I'm writing a book about yard haunts in America. 
For this project I'm trying to track down all of the best, most 
extreme displays out there. 
I've already had great luck finding some truly original haunts, but 
I'm sure there are many more to be seen.

That's where you come in...

If you decorate your home/yard for Halloween (or know of someone else 
that does), please shoot me an e-mail. I'd love to see photos of as 
many yard haunts as possible before deciding which ones to feature in the 
book.

I can be e-mailed directly at --> [email protected]

(You can also feel free to contact me if you are curious about my 
project and would like to hear more about it. And if you're interested, 
check out a few shots of my own NJ haunt at 
http://www.flickr.com/photos/[email protected]/ . More shots will follow in 
the coming weeks.)

Thanks in advance for all of your help / suggestions!

-Chris


----------



## colmmoo (Jul 23, 2005)

Where'd you get that HUGE witch?! Where do you store her?


----------



## cbmar (Sep 27, 2006)

colmmoo said:


> Where'd you get that HUGE witch?! Where do you store her?
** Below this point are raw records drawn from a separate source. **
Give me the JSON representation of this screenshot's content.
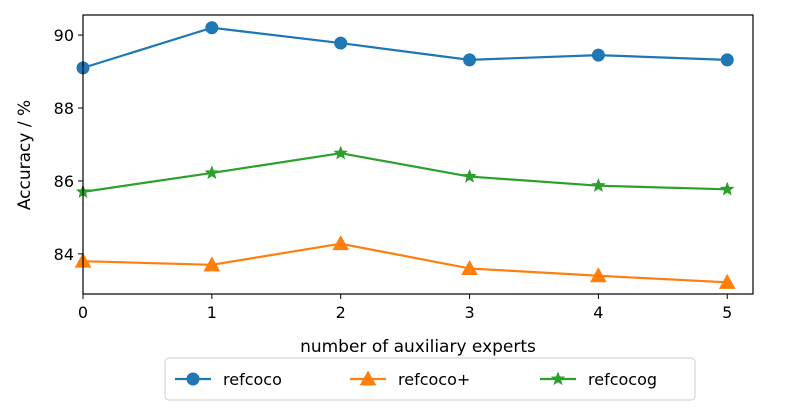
{
  "chart_data": {
    "type": "line",
    "title": "",
    "xlabel": "number of auxiliary experts",
    "ylabel": "Accuracy / %",
    "x": [
      0,
      1,
      2,
      3,
      4,
      5
    ],
    "xlim": [
      0,
      5.2
    ],
    "ylim": [
      82.9,
      90.55
    ],
    "xticks": [
      "0",
      "1",
      "2",
      "3",
      "4",
      "5"
    ],
    "yticks": [
      "84",
      "86",
      "88",
      "90"
    ],
    "ytick_values": [
      84,
      86,
      88,
      90
    ],
    "grid": false,
    "legend_position": "bottom-center outside",
    "series": [
      {
        "name": "refcoco",
        "color": "#1f77b4",
        "marker": "circle",
        "values": [
          89.1,
          90.2,
          89.78,
          89.32,
          89.45,
          89.32
        ]
      },
      {
        "name": "refcoco+",
        "color": "#ff7f0e",
        "marker": "triangle",
        "values": [
          83.8,
          83.7,
          84.28,
          83.6,
          83.4,
          83.22
        ]
      },
      {
        "name": "refcocog",
        "color": "#2ca02c",
        "marker": "star",
        "values": [
          85.7,
          86.22,
          86.76,
          86.12,
          85.87,
          85.77
        ]
      }
    ]
  }
}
The witch was originally created as an advertising piece for a theater's production of The Wizard Of Oz. They were just going to throw her away once the show was over, so I rescued her and gave her a new home. 
Now, she lives in my garage. (I used to have a two car garage. Now I have a one witch, one car garage. Needless to say, I also have a very very understanding wife.)


----------